Nem tão grandes assim
janeiro 30, 2012 at 5:05 pm Deixe um comentário
Os times pequenos reclamam do abismo financeiro que os separa dos grandes times, a bem da verdade gigantes. No Estado de São Paulo os gigantes são Corinthians, Palmeiras, São Paulo e Santos. São os times que levam mais torcedores aos seus estádios e aos dos seus adversários do interior, em cidades carentes de grandes talentos e bons times.
Uma das questões a ser levantada é sobre o ingresso a preços abusivos no Paulistão 2012. Ontem o Catanduvense vendia um lugar na sua arquibancada a R$ 80,00, um absurdo, mesmo o adversário sendo o campeão do século XX, o Palmeiras. E não é para ficar sentado no camarote, com posição privilegiada no centro do campo e com acesso a banheiros como o do estádio Rei Fahd, na Arábia Saudita, com torneiras de ouro.

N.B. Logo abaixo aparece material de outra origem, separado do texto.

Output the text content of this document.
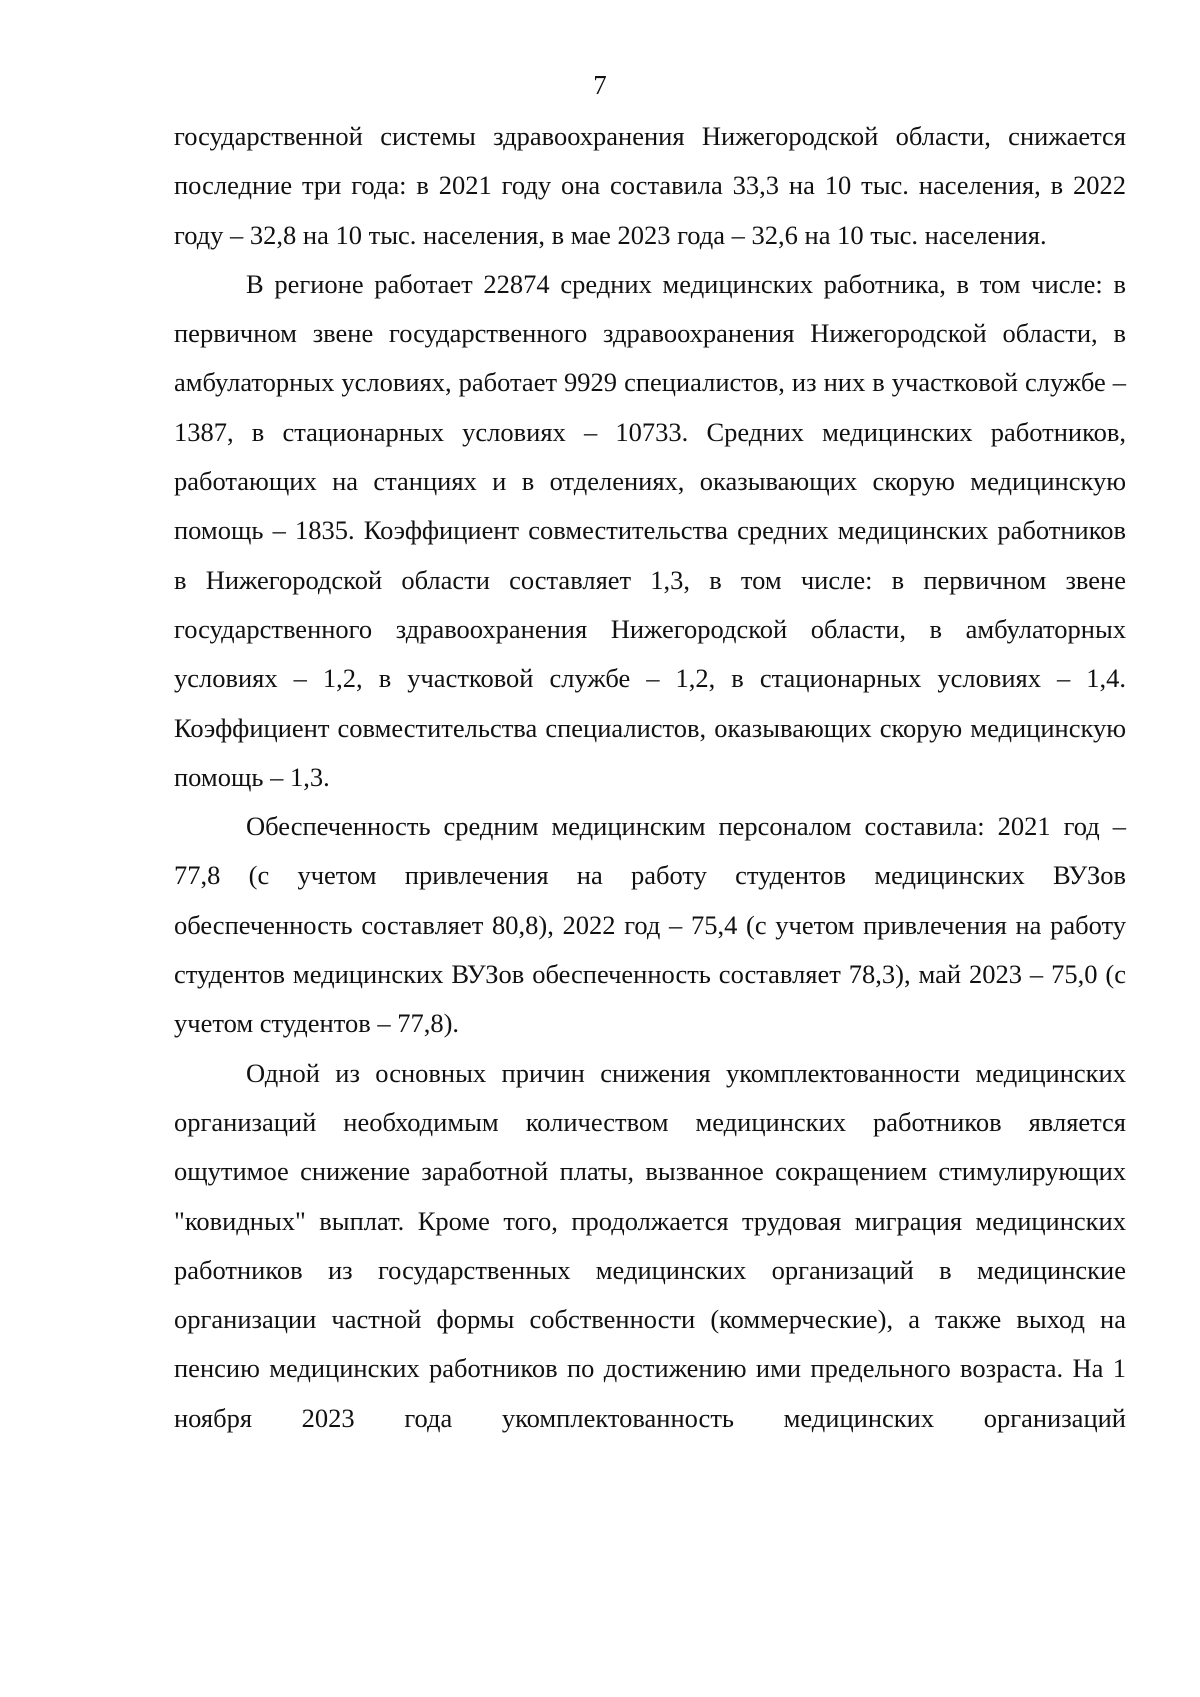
7

государственной системы здравоохранения Нижегородской области, снижается последние три года: в 2021 году она составила 33,3 на 10 тыс. населения, в 2022 году – 32,8 на 10 тыс. населения, в мае 2023 года – 32,6 на 10 тыс. населения.

В регионе работает 22874 средних медицинских работника, в том числе: в первичном звене государственного здравоохранения Нижегородской области, в амбулаторных условиях, работает 9929 специалистов, из них в участковой службе – 1387, в стационарных условиях – 10733. Средних медицинских работников, работающих на станциях и в отделениях, оказывающих скорую медицинскую помощь – 1835. Коэффициент совместительства средних медицинских работников в Нижегородской области составляет 1,3, в том числе: в первичном звене государственного здравоохранения Нижегородской области, в амбулаторных условиях – 1,2, в участковой службе – 1,2, в стационарных условиях – 1,4. Коэффициент совместительства специалистов, оказывающих скорую медицинскую помощь – 1,3.

Обеспеченность средним медицинским персоналом составила: 2021 год – 77,8 (с учетом привлечения на работу студентов медицинских ВУЗов обеспеченность составляет 80,8), 2022 год – 75,4 (с учетом привлечения на работу студентов медицинских ВУЗов обеспеченность составляет 78,3), май 2023 – 75,0 (с учетом студентов – 77,8).

Одной из основных причин снижения укомплектованности медицинских организаций необходимым количеством медицинских работников является ощутимое снижение заработной платы, вызванное сокращением стимулирующих "ковидных" выплат. Кроме того, продолжается трудовая миграция медицинских работников из государственных медицинских организаций в медицинские организации частной формы собственности (коммерческие), а также выход на пенсию медицинских работников по достижению ими предельного возраста. На 1 ноября 2023 года укомплектованность медицинских организаций
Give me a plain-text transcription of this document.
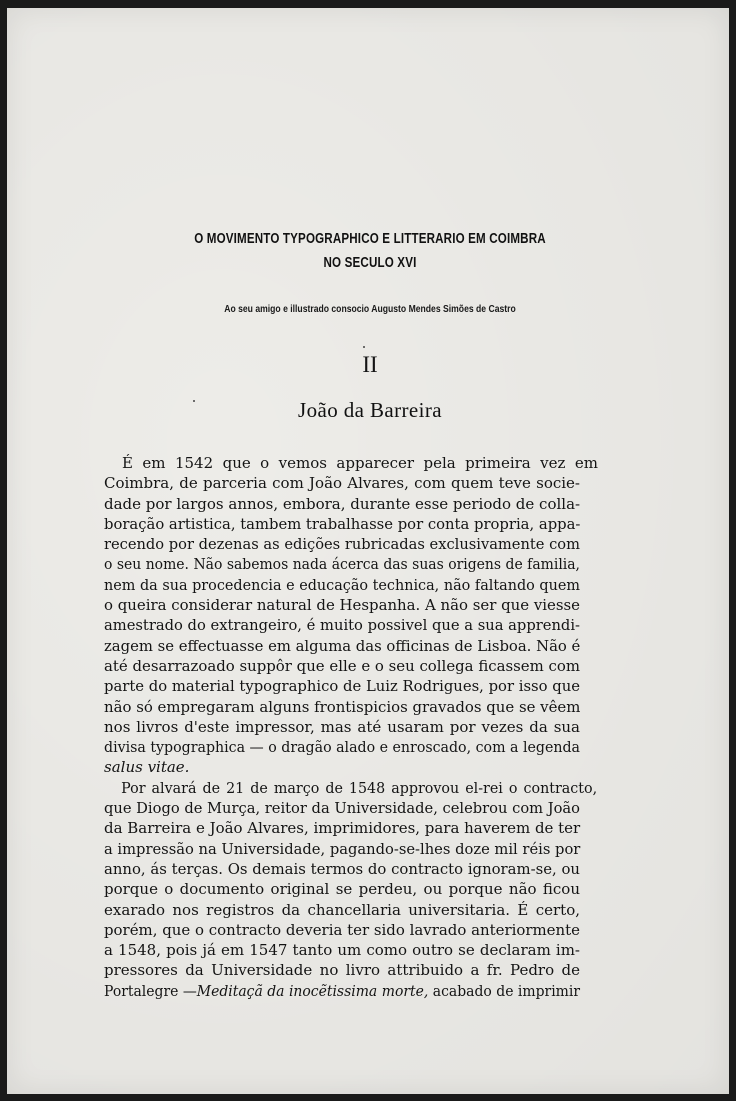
O MOVIMENTO TYPOGRAPHICO E LITTERARIO EM COIMBRA
NO SECULO XVI
Ao seu amigo e illustrado consocio Augusto Mendes Simões de Castro
II
João da Barreira
É em 1542 que o vemos apparecer pela primeira vez em
Coimbra, de parceria com João Alvares, com quem teve socie-
dade por largos annos, embora, durante esse periodo de colla-
boração artistica, tambem trabalhasse por conta propria, appa-
recendo por dezenas as edições rubricadas exclusivamente com
o seu nome. Não sabemos nada ácerca das suas origens de familia,
nem da sua procedencia e educação technica, não faltando quem
o queira considerar natural de Hespanha. A não ser que viesse
amestrado do extrangeiro, é muito possivel que a sua apprendi-
zagem se effectuasse em alguma das officinas de Lisboa. Não é
até desarrazoado suppôr que elle e o seu collega ficassem com
parte do material typographico de Luiz Rodrigues, por isso que
não só empregaram alguns frontispicios gravados que se vêem
nos livros d'este impressor, mas até usaram por vezes da sua
divisa typographica — o dragão alado e enroscado, com a legenda
salus vitae.
Por alvará de 21 de março de 1548 approvou el-rei o contracto,
que Diogo de Murça, reitor da Universidade, celebrou com João
da Barreira e João Alvares, imprimidores, para haverem de ter
a impressão na Universidade, pagando-se-lhes doze mil réis por
anno, ás terças. Os demais termos do contracto ignoram-se, ou
porque o documento original se perdeu, ou porque não ficou
exarado nos registros da chancellaria universitaria. É certo,
porém, que o contracto deveria ter sido lavrado anteriormente
a 1548, pois já em 1547 tanto um como outro se declaram im-
pressores da Universidade no livro attribuido a fr. Pedro de
Portalegre —Meditaçã da inocẽtissima morte, acabado de imprimir
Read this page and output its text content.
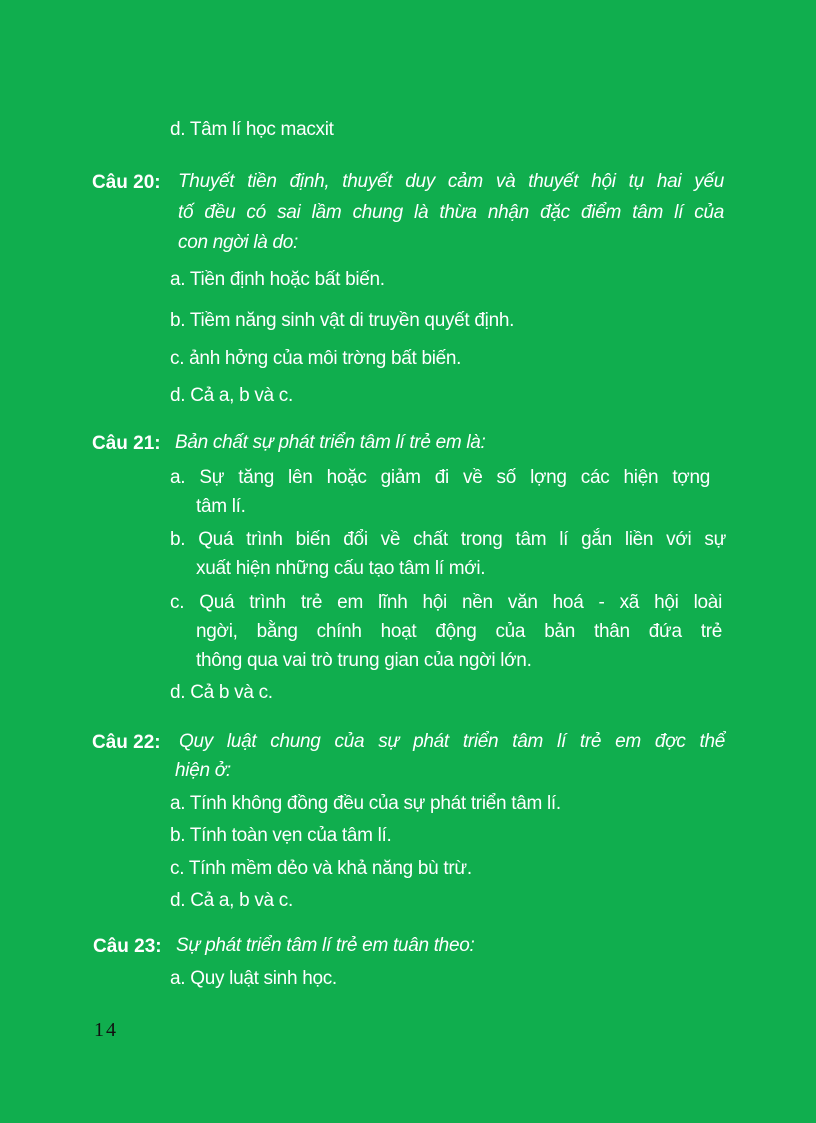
d. Tâm lí học macxit
Câu 20: Thuyết tiền định, thuyết duy cảm và thuyết hội tụ hai yếu
tố đều có sai lầm chung là thừa nhận đặc điểm tâm lí của
con ngời là do:
a. Tiền định hoặc bất biến.
b. Tiềm năng sinh vật di truyền quyết định.
c. ảnh hởng của môi trờng bất biến.
d. Cả a, b và c.
Câu 21: Bản chất sự phát triển tâm lí trẻ em là:
a. Sự tăng lên hoặc giảm đi về số lợng các hiện tợng
tâm lí.
b. Quá trình biến đổi về chất trong tâm lí gắn liền với sự
xuất hiện những cấu tạo tâm lí mới.
c. Quá trình trẻ em lĩnh hội nền văn hoá - xã hội loài
ngời, bằng chính hoạt động của bản thân đứa trẻ
thông qua vai trò trung gian của ngời lớn.
d. Cả b và c.
Câu 22: Quy luật chung của sự phát triển tâm lí trẻ em đợc thể
hiện ở:
a. Tính không đồng đều của sự phát triển tâm lí.
b. Tính toàn vẹn của tâm lí.
c. Tính mềm dẻo và khả năng bù trừ.
d. Cả a, b và c.
Câu 23: Sự phát triển tâm lí trẻ em tuân theo:
a. Quy luật sinh học.
14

A principal questão que desanima quem é sensato e fica em casa, vendo pela televisão os modorrentos jogos, é o desinteresse dos clubes grandes nesse início de certame. O Santos, por razões óbvias, dá descanso a seus atletas, que ficaram em ação até 15 de dezembro, dia da surra levada diante do poderoso Barcelona, campeão mundial com toda a justiça. O Palmeiras nem tem poupado seus jogadores, mas está com um futebol abaixo do esperado, apesar de ter conseguido uma suada vitória em Bragança Paulista, na primeira rodada. Depois disso, o time jogou mal contra a Lusa, mas empatou, e ontem empatou de novo, dessa vez contra o fraco Catanduvense. Os camarões de Felipão não chegam, e a torcida precisará de muita paciência.
Os líderes São Paulo e Corinthians estão com 100% de aproveitamento, mas o futebol ainda não é digno de ser chamado de grande. O Tricolor apresenta ao menos um diferencial, o garoto Lucas, que vem fazendo gols bonitos, mas não é Dodô, o velho artilheiros de antigamente. O Corinthians nem tem jogado bem, à exceção da vitória por 2 a 0 diante do Guaratinguetá, num pasto indigno do preço do ingresso cobrado no estadual. Ontem o time patinou e suou para vencer o Linense no Pacaembu.
De grande mesmo, até agora, só os preços dos ingressos, o que tem feito com que do outro lado da balança, a presença de público, seja menor do que era de se esperar, parecendo torcida de campeonato das Ilhas Faröe ou de Seychelles, tudo menos o país do futebol, hoje com estaduais tendo futebol de anão e preço de ingresso nas alturas. Será que os grandes estão só aquecendo as turbinas para o Brasileirão e a Libertadores, ou para as fases decisivas dos estaduais, quando eles estarão fatalmente se enfrentando em partidas que valerão alguma coisa? Parece que sim.